“Macroeconomics after the Crisis: Time to Deal with the Pretense-of-Knowledge Syndrome” Free Download
MIT Department of Economics Working Paper No. 10-16
RICARDO J. CABALLERO, Massachusetts Institute of Technology (MIT) – Department of Economics, National Bureau of Economic Research (NBER)
Email: caball@mit.edu
In this paper I argue that the current core of macroeconomics – by which I mainly mean the so-called dynamic stochastic general equilibrium approach – has become so mesmerized with its own internal logic that it has began to confuse the precision it has achieved about its own world with the precision that it has about the real one. This is dangerous for both methodological and policy reasons. On the methodology front, macroeconomic research has been in “fine-tuning” mode within the local-maximum of the dynamic stochastic general equilibrium world, when we should be in “broad-exploration” mode. We are too far from absolute truth to be so specialized and to make the kind of confident quantitative claims that often emerge from the core. On the policy front, this confused precision creates the illusion that a minor adjustment in the standard policy framework will prevent future crises, and by doing so it leaves us overly exposed to the new and unexpected.



{ 3 comments }
MIT, a hotbed for Austrian economics!
Don’t tell Chomsky. He might stage a sit in at the Econ Department.

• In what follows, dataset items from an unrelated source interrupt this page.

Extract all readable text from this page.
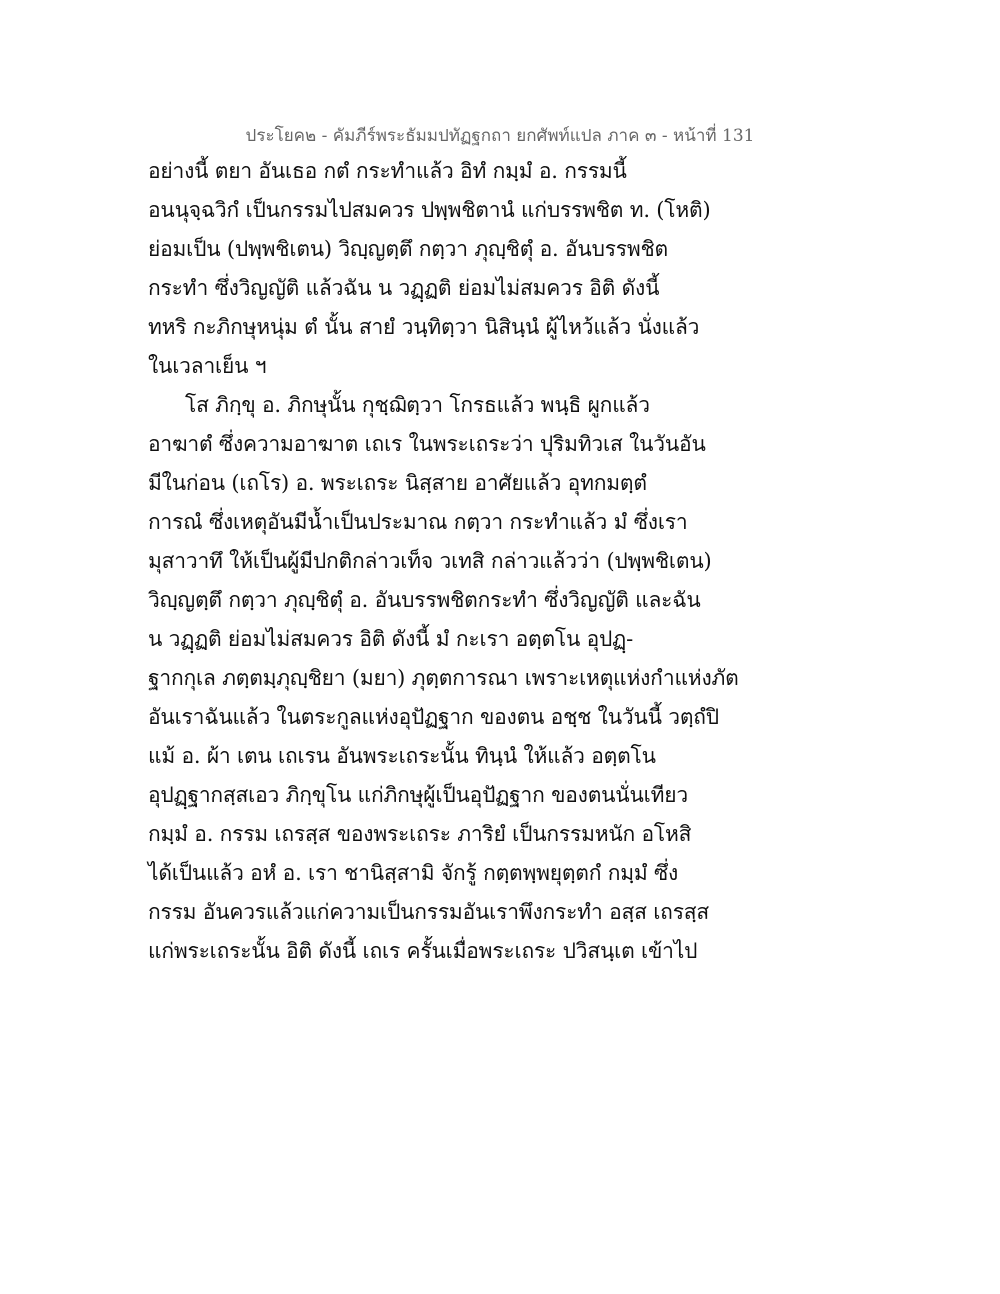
ประโยค๒ - คัมภีร์พระธัมมปทัฏฐกถา ยกศัพท์แปล ภาค ๓ - หน้าที่ 131
อย่างนี้ ตยา อันเธอ กตํ กระทำแล้ว อิทํ กมฺมํ อ. กรรมนี้
อนนุจฺฉวิกํ เป็นกรรมไปสมควร ปพฺพชิตานํ แก่บรรพชิต ท. (โหติ)
ย่อมเป็น (ปพฺพชิเตน) วิญฺญตฺตึ กตฺวา ภุญฺชิตุํ อ. อันบรรพชิต
กระทำ ซึ่งวิญญัติ แล้วฉัน น วฏฺฏติ ย่อมไม่สมควร อิติ ดังนี้
ทหริ กะภิกษุหนุ่ม ตํ นั้น สายํ วนฺทิตฺวา นิสินฺนํ ผู้ไหว้แล้ว นั่งแล้ว
ในเวลาเย็น ฯ
โส ภิกฺขุ อ. ภิกษุนั้น กุชฺฌิตฺวา โกรธแล้ว พนฺธิ ผูกแล้ว
อาฆาตํ ซึ่งความอาฆาต เถเร ในพระเถระว่า ปุริมทิวเส ในวันอัน
มีในก่อน (เถโร) อ. พระเถระ นิสฺสาย อาศัยแล้ว อุทกมตฺตํ
การณํ ซึ่งเหตุอันมีน้ำเป็นประมาณ กตฺวา กระทำแล้ว มํ ซึ่งเรา
มุสาวาทึ ให้เป็นผู้มีปกติกล่าวเท็จ วเทสิ กล่าวแล้วว่า (ปพฺพชิเตน)
วิญฺญตฺตึ กตฺวา ภุญฺชิตุํ อ. อันบรรพชิตกระทำ ซึ่งวิญญัติ และฉัน
น วฏฺฏติ ย่อมไม่สมควร อิติ ดังนี้ มํ กะเรา อตฺตโน อุปฏฺ-
ฐากกุเล ภตฺตมฺภุญฺชิยา (มยา) ภุตฺตการณา เพราะเหตุแห่งกำแห่งภัต
อันเราฉันแล้ว ในตระกูลแห่งอุปัฏฐาก ของตน อชฺช ในวันนี้ วตฺถํปิ
แม้ อ. ผ้า เตน เถเรน อันพระเถระนั้น ทินฺนํ ให้แล้ว อตฺตโน
อุปฏฺฐากสฺสเอว ภิกฺขุโน แก่ภิกษุผู้เป็นอุปัฏฐาก ของตนนั่นเทียว
กมฺมํ อ. กรรม เถรสฺส ของพระเถระ ภาริยํ เป็นกรรมหนัก อโหสิ
ได้เป็นแล้ว อหํ อ. เรา ชานิสฺสามิ จักรู้ กตฺตพฺพยุตฺตกํ กมฺมํ ซึ่ง
กรรม อันควรแล้วแก่ความเป็นกรรมอันเราพึงกระทำ อสฺส เถรสฺส
แก่พระเถระนั้น อิติ ดังนี้ เถเร ครั้นเมื่อพระเถระ ปวิสนฺเต เข้าไป
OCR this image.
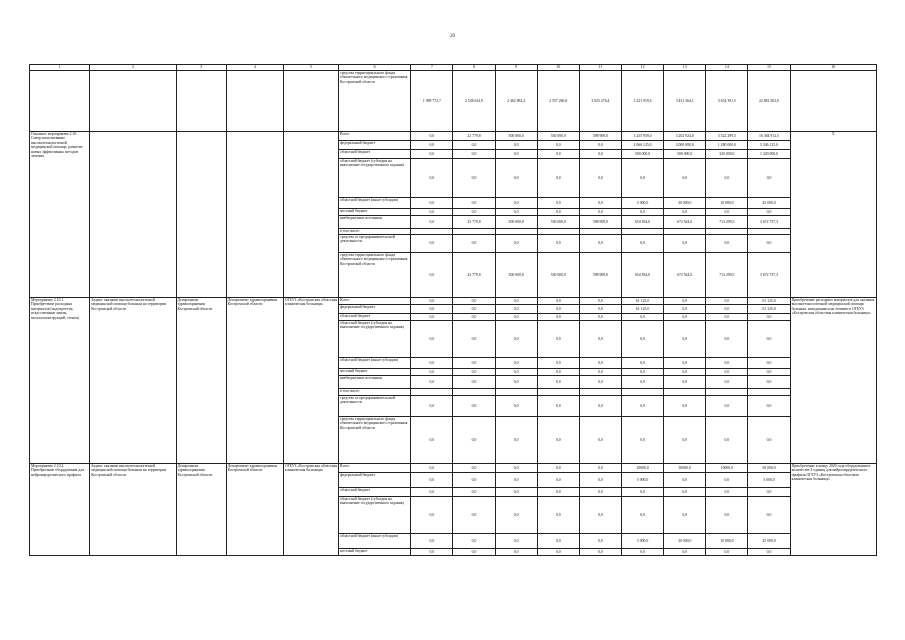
20
1	2	3	4	5	6	7	8	9	10	11	12	13	14	15	16
					средства территориального фонда обязательного медицинского страхования Костромской области	1 989 772,7	2 538 634,9	2 462 882,4	2 557 260,0	3 025 276,4	3 221 919,4	3 431 364,1	3 654 391,5	22 881 502,0	
Основное мероприятие 2.10. Совер-шенствование высокотехнологичной медицинской помощи, развитие новых эффективных методов лечения					Всего	0,0	23 779,8	500 000,0	530 000,0	598 909,0	3 235 959,0	3 202 924,0	5 322 299,5	16 384 912,5	Х
					федеральный бюджет	0,0	0,0	0,0	0,0	0,0	2 066 125,0	2 000 000,0	1 280 000,0	5 346 125,0	
					областной бюджет	0,0	0,0	0,0	0,0	0,0	500 000,0	500 000,0	320 000,0	1 320 000,0	
					областной бюджет (субсидия на выполнение государственного задания)	0,0	0,0	0,0	0,0	0,0	0,0	0,0	0,0	0,0	
					областной бюджет (иные субсидии)	0,0	0,0	0,0	0,0	0,0	5 000,0	30 000,0	10 000,0	45 000,0	
					местный бюджет	0,0	0,0	0,0	0,0	0,0	0,0	0,0	0,0	0,0	
					внебюджетные источники	0,0	23 779,8	500 000,0	530 000,0	598 909,0	654 834,0	672 924,0	713 299,5	3 672 737,3	
					в том числе:										
					средства от предпринимательской деятельности	0,0	0,0	0,0	0,0	0,0	0,0	0,0	0,0	0,0	
					средства территориального фонда обязательного медицинского страхования Костромской области	0,0	23 779,8	500 000,0	530 000,0	598 909,0	654 834,0	672 924,0	713 299,5	3 672 737,3	
Мероприятие 2.10.1. Приобретение расходных материалов (эндопротезы, искусственные линзы, металлоконструкций, стенты)	Задача: оказание высокотехнологичной медицинской помощи больным на территории Костромской области	Департамент здравоохранения Костромской области	Департамент здравоохранения Костромской области	ОГБУЗ «Костромская областная клиническая больница»	Всего	0,0	0,0	0,0	0,0	0,0	61 125,0	0,0	0,0	61 125,0	Приобретение расходных материалов для оказания высокотехнологичной медицинской помощи больным, находящимся на лечении в ОГБУЗ «Костромская областная клиническая больница»
					федеральный бюджет	0,0	0,0	0,0	0,0	0,0	61 125,0	0,0	0,0	61 125,0	
					областной бюджет	0,0	0,0	0,0	0,0	0,0	0,0	0,0	0,0	0,0	
					областной бюджет (субсидия на выполнение государственного задания)	0,0	0,0	0,0	0,0	0,0	0,0	0,0	0,0	0,0	
					областной бюджет (иные субсидии)	0,0	0,0	0,0	0,0	0,0	0,0	0,0	0,0	0,0	
					местный бюджет	0,0	0,0	0,0	0,0	0,0	0,0	0,0	0,0	0,0	
					внебюджетные источники	0,0	0,0	0,0	0,0	0,0	0,0	0,0	0,0	0,0	
					в том числе:										
					средства от предпринимательской деятельности	0,0	0,0	0,0	0,0	0,0	0,0	0,0	0,0	0,0	
					средства территориального фонда обязательного медицинского страхования Костромской области	0,0	0,0	0,0	0,0	0,0	0,0	0,0	0,0	0,0	
Мероприятие 2.10.2. Приобретение оборудования для нейрохирургического профиля	Задача: оказание высокотехнологичной медицинской помощи больным на территории Костромской области	Департамент здравоохранения Костромской области	Департамент здравоохранения Костромской области	ОГБУЗ «Костромская областная клиническая больница»	Всего	0,0	0,0	0,0	0,0	0,0	10000,0	30000,0	10000,0	50 000,0	Приобретение к концу 2020 года оборудования в количестве 4 единиц для нейрохирургического профиля ОГБУЗ «Костромская областная клиническая больница»
					федеральный бюджет	0,0	0,0	0,0	0,0	0,0	5 000,0	0,0	0,0	5 000,0	
					областной бюджет	0,0	0,0	0,0	0,0	0,0	0,0	0,0	0,0	0,0	
					областной бюджет (субсидия на выполнение государственного задания)	0,0	0,0	0,0	0,0	0,0	0,0	0,0	0,0	0,0	
					областной бюджет (иные субсидии)	0,0	0,0	0,0	0,0	0,0	5 000,0	30 000,0	10 000,0	45 000,0	
					местный бюджет	0,0	0,0	0,0	0,0	0,0	0,0	0,0	0,0	0,0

Caballero is so close to the correct answer, then lurches suddenly to the left. I think the solution to the neoclassical growth model is simple: break up capital into at least capital goods and consumer goods production and model the changes in both caused by monetary policy.
The growth model is a long run model and is good for what it does. But business cycles are short-run events. The long-run models smooths over those events. Caballero merely needs to make the long run model a short run model by breaking up capital in it.